Aku tersenyum kecil, meski bibirku yang bengkak membuatnya terasa sedikit perih. “Syukurlah kita menang. Berarti lo bakal traktir tim kan? Bukannya lo janji kalau kita menang, lo mau traktir semuanya?” godaku.
Daniel tertawa kecil. “Yaelah, baru menang sekali aja udah nagih traktiran. Tapi, boleh lah. Gue traktir, tapi lo bayarin es teh gue nanti, hahaha.”
Aku ikut tertawa kecil, meski harus menahan sakit. Mendengar cerita kemenangan ini membuat rasa nyeri di bibirku sedikit terlupakan. Meskipun aku tidak bisa menyelesaikan pertandingan, aku merasa bangga bisa berkontribusi untuk tim, terutama karena aku berhasil menghentikan Rian sepanjang babak pertama.
Namun, di balik rasa bangga itu, Aku merasa bahwa emosi Rian bukan hanya sekedar karena sepakbola. Tapi ini pasti ada hubungannya dengan Monika. Seperti saat dia dan taman-tamannya mengeroyokku pada saat itu.

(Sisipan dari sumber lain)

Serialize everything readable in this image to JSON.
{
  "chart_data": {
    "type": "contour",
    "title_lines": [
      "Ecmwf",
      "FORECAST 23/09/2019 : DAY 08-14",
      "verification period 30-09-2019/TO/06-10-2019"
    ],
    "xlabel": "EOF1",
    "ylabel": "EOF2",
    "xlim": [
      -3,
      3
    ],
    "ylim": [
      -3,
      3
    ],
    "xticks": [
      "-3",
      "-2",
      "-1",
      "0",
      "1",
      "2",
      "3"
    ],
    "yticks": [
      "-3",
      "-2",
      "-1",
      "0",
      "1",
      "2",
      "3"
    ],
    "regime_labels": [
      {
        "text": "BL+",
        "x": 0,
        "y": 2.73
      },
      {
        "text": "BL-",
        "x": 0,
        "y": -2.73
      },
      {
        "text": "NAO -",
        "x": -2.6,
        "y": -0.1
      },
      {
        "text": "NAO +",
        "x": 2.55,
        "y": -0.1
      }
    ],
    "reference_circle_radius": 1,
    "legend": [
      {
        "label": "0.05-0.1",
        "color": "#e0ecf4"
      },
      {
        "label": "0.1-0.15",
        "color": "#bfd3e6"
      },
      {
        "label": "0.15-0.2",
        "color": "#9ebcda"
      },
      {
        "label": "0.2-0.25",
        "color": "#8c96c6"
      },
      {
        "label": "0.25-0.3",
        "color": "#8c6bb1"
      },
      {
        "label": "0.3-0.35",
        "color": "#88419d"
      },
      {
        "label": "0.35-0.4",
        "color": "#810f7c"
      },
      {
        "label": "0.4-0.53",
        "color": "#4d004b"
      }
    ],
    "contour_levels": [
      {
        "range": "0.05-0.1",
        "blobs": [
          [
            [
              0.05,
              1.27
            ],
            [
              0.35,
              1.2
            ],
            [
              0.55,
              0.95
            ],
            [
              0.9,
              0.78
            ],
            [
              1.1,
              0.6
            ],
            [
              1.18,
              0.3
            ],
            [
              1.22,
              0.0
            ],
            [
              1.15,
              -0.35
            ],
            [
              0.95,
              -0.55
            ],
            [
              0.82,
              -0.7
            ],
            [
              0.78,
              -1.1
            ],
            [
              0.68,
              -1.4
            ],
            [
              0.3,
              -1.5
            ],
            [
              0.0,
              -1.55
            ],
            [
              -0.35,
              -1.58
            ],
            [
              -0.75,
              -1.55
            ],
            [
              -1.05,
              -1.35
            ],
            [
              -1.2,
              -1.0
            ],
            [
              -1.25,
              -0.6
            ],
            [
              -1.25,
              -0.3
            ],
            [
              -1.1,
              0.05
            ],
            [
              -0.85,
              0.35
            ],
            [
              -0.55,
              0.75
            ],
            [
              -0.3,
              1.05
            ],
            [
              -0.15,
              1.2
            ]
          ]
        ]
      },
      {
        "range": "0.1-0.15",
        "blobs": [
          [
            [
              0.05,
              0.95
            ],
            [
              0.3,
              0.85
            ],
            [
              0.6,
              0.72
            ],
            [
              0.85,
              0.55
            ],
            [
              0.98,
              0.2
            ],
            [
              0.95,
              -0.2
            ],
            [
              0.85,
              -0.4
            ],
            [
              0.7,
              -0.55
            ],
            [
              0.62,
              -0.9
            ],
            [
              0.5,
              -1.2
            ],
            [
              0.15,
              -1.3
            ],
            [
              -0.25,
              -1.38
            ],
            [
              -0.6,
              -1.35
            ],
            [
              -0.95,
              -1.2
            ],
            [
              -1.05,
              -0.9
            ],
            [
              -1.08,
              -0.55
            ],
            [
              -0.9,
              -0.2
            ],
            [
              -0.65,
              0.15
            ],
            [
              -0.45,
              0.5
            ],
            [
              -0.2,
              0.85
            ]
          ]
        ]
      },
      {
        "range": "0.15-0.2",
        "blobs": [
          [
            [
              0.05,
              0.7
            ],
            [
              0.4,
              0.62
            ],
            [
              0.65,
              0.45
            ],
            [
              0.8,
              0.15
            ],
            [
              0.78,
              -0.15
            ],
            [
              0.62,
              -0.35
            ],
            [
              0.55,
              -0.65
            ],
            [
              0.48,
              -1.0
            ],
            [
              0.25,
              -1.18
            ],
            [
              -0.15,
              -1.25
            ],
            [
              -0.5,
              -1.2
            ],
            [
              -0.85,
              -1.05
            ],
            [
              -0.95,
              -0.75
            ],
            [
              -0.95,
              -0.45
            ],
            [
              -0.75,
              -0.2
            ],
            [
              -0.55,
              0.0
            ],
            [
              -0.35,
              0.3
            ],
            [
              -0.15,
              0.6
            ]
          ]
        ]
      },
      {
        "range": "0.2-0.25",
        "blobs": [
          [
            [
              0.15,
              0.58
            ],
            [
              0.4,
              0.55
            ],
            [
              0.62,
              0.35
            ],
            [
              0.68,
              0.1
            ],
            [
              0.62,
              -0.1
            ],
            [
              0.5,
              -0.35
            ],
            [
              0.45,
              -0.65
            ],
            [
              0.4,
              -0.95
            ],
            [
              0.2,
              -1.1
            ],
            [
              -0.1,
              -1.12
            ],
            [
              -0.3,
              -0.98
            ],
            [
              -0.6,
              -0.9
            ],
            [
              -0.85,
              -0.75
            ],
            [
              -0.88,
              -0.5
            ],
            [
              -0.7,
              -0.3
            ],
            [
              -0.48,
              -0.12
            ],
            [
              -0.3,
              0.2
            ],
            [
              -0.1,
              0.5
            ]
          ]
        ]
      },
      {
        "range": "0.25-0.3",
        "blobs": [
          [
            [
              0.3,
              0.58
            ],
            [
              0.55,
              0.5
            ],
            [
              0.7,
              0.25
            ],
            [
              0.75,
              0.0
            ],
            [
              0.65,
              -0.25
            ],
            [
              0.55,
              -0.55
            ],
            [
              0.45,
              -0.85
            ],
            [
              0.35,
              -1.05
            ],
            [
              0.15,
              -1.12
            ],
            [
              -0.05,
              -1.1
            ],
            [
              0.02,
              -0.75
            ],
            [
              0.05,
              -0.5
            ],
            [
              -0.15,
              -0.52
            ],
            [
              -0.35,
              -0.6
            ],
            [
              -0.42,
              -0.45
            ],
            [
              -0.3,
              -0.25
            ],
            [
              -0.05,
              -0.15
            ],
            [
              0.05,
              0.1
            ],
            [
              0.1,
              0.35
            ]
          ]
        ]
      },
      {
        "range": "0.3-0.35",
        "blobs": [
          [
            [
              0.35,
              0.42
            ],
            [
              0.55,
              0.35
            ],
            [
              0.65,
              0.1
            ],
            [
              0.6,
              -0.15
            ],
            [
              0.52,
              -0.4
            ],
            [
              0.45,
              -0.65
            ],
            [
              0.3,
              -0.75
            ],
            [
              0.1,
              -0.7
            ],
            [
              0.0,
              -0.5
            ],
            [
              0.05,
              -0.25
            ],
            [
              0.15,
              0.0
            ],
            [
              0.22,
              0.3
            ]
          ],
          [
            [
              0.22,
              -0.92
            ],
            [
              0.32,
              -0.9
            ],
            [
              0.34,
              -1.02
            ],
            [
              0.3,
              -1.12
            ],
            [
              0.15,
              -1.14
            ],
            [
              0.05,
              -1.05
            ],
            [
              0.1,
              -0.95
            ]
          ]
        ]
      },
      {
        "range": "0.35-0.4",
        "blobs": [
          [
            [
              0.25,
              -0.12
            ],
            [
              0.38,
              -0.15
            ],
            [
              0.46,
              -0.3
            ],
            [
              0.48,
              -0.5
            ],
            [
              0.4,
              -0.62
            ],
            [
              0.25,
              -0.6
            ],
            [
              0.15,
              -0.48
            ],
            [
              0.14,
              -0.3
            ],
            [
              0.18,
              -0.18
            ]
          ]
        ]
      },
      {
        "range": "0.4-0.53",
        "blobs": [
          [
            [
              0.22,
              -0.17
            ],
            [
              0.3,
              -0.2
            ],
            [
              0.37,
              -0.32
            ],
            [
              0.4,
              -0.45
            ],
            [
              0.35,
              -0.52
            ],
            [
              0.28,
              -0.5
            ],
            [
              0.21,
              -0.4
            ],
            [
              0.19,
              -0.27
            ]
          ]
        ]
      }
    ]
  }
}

Sambil termenung, aku berkata pada Daniel, “Thanks, Dan. Kalau bukan karena lo yang maksa gue ikut turnamen ini, gue nggak bakal ngerasain momen ini. Meskipun kena pukul, kayaknya tetep nggak nyesel.”
Daniel menepuk bahuku sekali lagi. “Santai, Lan. Lo bagian penting dari kemenangan ini. Rian nggak bakal lupa gimana lo bikin dia frustasi di lapangan.”
Aku hanya tersenyum tipis, merasakan rasa puas yang sulit dijelaskan. Hari itu menjadi salah satu momen tak terlupakan dalam hidupku.